Five... slices from the history of Eel Pie Island
London's tiny island with a big role in musical history
Hi and welcome to your weekend newsletter… 🥧
This week I’m bringing you a celebration of Eel Pie history, inspired in part by the island’s Open Studios Weekend coming soon, on 29-30 June and 6-7 July 2024. It’s your annual chance to explore the (now otherwise private and residential) tiny west London island, now an artists’ community.
Accessible only by boat or footbridge, Eel Pie Island sits in the Thames in the borough of Richmond — looking, from across the river, improbably peaceful to have had such a storied past. But the tiny Eel Pie Museum (housed on the mainland, in an old cinema building on Richmond Road) tells a wilder story, with records of parties for over a century — first ballroom dances, then jazz and blues gigs, before becoming a major venue in the 1960s rock and roll scene.

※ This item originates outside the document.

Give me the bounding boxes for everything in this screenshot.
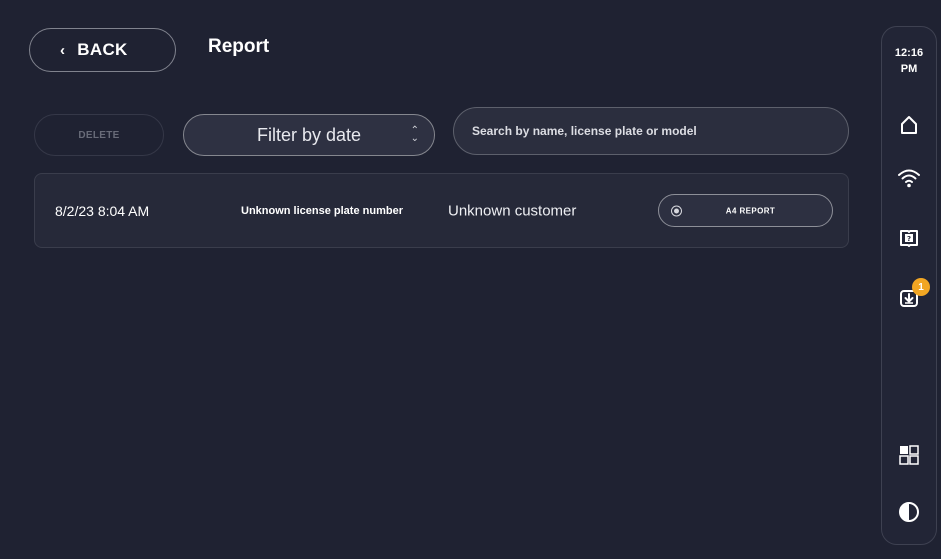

A sidenote first for all lovers of either: 1/ maps, or 2/ incredibly deep dives into niche corners of London history, last Thursday marked the first ever newsletter from
— a look at 100 years ago, when Croydon was the epicentre of a glimmering world of continental travel, skyhigh cocktails and murder mysteries. Includes a lesserknown Harry Beck airline routes map, in the style of his London underground maps.And just advance warning that this weekend newsletter will be on a fortnight’s pause while I’m on holiday, though the Time Machine will still be taking flight for its usual weekday editions.
Ok, onwards to Eel Pie island…
A Dickens-era party destination
Dickens was a regular visitor to Richmond, spending holidays at different rented cottages and inns with his family, and giving a number of cameos to the borough in his novels. When Richmond features in his fiction it’s usually as a place of gentle, bucolic calm (as in Little Dorrit) or quiet exile from the city (as in Great Expectations):
‘Some ancient trees before the house were still cut into fashions as formal and unnatural as the hoops and wigs and stiff skirts; but their own allotted places in the great procession of the dead were not far off, and they would soon drop into them and go the silent way of the rest.’
In Nicholas Nickleby, though, he namechecks the island itself, and it represents a wilder time in his novels than the rest of Richmond: a place where people travel by steamer boat from the city ‘to make merry upon a cold collation, bottled-beer, shrub and shrimps and to dance to the music of a locomotive band.’
The Jazz Age
In 1956 EELPILAND officially opened: home of the Eel Pie Jazz Club, and for years, trad jazz was the focal point for the island’s gigs — with performances from Cy Laurie, Acker Bilk and Les Six Orleanais in the first couple of years, among hundreds more. The venue was so popular that less than a year after it opened the owner, Michael Snapper, funded the construction of a footbridge, opening in 1957 — before that, a chain ferry or private boat had been the only ways to access the island.